Project Website • PDF • Under review for IROS 2022
Object rearrangement and cleaning tasks in complex scenes require the ability to utilize different tools. It is important to correctly switch between and deploy suitable tools. Previous works focus on either mastering manipulation tasks with a single tool, or learning task-oriented grasping for single tools. In this work, we propose an end-to-end learning framework that jointly learns to choose different tools and deploy tool-conditioned policies with a limited amount of human demonstrations. We evaluate our method on parallel gripper and suction cup picking and placing, brush sweeping, and household rearrangement tasks, generalizing to different configurations, novel objects, and cluttered scenes in the real world.
In order to solve a complex household rearrangement task as shown in the figure above, the policy consists of two parts: the affordance-aware tool selection policy (picking prediction module) and the selection-conditioned continuous action policy (placing prediction module). The affordance-aware tool selection module is in charge of figuring out which tool to deploy at each step and where to deploy it. In other words, it needs to be able to learn the affordance in the input image. For example, the robot could learn to first move the objects to clear the workspace for sweeping, instead of trying to sweep beans while the objects are still in the way. Given the predicted starting location, the
second module chooses how the tool should act. We implement these policies as neural networks and train with gradient-based training algorithms.
Step 1. Recommended: install Miniconda with Python 3.7.
curl -O https://repo.anaconda.com/miniconda/Miniconda3-latest-Linux-x86_64.sh
bash Miniconda3-latest-Linux-x86_64.sh -b -u
echo $'\nexport PATH=~/miniconda3/bin:"${PATH}"\n' >> ~/.profile # Add Conda to PATH.
source ~/.profile
conda init
Step 2. Create and activate Conda environment, then install GCC and Python packages.
cd ~/ravens
conda create --name ravens python=3.7 -y
conda activate ravens
sudo apt-get update
sudo apt-get -y install gcc libgl1-mesa-dev
pip install -r requirements.txt
python setup.py install --user
Step 3. Recommended: install GPU acceleration with NVIDIA CUDA 10.1 and cuDNN 7.6.5 for Tensorflow.

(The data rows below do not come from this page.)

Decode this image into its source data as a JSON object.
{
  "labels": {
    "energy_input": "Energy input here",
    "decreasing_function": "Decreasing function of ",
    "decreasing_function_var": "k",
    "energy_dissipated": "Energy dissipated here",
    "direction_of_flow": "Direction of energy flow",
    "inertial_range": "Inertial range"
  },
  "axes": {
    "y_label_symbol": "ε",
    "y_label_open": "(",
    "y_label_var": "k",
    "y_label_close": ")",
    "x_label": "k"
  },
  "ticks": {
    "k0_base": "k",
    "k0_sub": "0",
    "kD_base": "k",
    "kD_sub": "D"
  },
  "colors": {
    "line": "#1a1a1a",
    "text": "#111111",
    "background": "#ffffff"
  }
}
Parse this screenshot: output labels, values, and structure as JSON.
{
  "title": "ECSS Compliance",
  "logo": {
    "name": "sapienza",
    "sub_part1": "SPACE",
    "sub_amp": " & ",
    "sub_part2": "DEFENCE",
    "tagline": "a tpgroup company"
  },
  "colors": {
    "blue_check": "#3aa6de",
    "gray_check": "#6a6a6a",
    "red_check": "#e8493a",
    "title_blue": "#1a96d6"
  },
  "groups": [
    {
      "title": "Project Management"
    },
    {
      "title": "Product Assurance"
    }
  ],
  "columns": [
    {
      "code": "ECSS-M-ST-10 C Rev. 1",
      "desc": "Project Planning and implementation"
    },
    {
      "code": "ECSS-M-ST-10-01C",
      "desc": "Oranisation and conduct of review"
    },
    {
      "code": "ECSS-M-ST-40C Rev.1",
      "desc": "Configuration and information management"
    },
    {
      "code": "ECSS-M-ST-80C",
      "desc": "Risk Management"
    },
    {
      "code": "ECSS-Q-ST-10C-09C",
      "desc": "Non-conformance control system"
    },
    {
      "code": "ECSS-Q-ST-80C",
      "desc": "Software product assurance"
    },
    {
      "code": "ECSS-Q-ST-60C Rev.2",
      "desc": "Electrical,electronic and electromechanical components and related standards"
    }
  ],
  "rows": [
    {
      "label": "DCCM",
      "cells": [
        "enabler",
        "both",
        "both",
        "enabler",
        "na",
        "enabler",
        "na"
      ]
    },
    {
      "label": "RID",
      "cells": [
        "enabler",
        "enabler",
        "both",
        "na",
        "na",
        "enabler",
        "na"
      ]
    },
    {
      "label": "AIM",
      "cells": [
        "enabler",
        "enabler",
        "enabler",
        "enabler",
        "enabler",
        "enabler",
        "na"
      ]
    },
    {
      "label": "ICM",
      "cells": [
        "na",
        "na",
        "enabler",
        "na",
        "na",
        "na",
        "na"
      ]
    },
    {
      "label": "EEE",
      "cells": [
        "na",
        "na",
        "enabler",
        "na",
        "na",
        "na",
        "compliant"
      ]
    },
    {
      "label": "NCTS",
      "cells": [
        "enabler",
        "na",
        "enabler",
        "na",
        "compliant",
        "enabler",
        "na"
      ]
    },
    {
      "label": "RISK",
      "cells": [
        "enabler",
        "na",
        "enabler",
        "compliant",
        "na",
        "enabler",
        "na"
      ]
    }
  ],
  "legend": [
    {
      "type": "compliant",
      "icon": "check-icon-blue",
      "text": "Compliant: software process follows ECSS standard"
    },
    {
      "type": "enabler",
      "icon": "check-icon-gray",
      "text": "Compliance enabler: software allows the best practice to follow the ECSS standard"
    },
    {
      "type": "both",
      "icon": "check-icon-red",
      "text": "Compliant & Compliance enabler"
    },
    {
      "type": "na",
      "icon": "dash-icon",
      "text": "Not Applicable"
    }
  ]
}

./oss_scripts/install_cuda.sh # For Ubuntu 16.04 and 18.04.
conda install cudatoolkit==10.1.243 -y
conda install cudnn==7.6.5 -y
Step 1.1 Generate training and testing data (saved locally). Note: remove --disp
for headless mode. (For simulation only)
python ravens/demos.py --assets_root=./ravens/environments/assets/ --disp=True --task=block-insertion --mode=train --n=10
python ravens/demos.py --assets_root=./ravens/environments/assets/ --disp=True --task=block-insertion --mode=test --n=100
To run with shared memory, open a separate terminal window and run python3 -m pybullet_utils.runServer
. Then add --shared_memory
flag to the command above.
Step 1.2 Processing real data to pkl format.
python ravens/get_label.py
Step 2. Train a model e.g., Tool-Transporter Networks model. Model checkpoints are saved to the checkpoints
directory. Optional: you may exit training prematurely after 1000 iterations to skip to the next step.
python ravens/train.py --task=mix --agent=tooltransporter --n_demos=10
Step 3. Evaluate a Tool-Transporter Networks agent using the model trained for 33000 iterations. Results are saved locally into .pkl
files.
python ravens/test.py --assets_root=./ravens/environments/assets/ --root_dir=. --task=sweep --agent=tooltransporter --n_demos=430 --n_steps=33000
python ravens/test.py --assets_root=./ravens/environments/assets/ --root_dir=. --task=suc --agent=tooltransporter --n_demos=430 --n_steps=33000
python ravens/test.py --assets_root=./ravens/environments/assets/ --root_dir=. --task=mix --agent=tooltransporter --n_demos=430 --n_steps=33000
Step 4. Plot and print results.
python ravens/plot.py --disp=True --task=block-insertion --agent=transporter --n_demos=10
Optional. Track training and validation losses with Tensorboard.
python -m tensorboard.main --logdir=logs # Open the browser to where it tells you to.
Download our generated train and test datasets and pre-trained models here.
The MDP formulation for each task uses transitions with the following structure:
Observations: raw RGB-D images and camera parameters (pose and intrinsics).
Actions: a primitive function (to be called by the robot) and parameters.
Rewards: total sum of rewards for a successful episode should be =1.
Info: 6D poses, sizes, and colors of objects.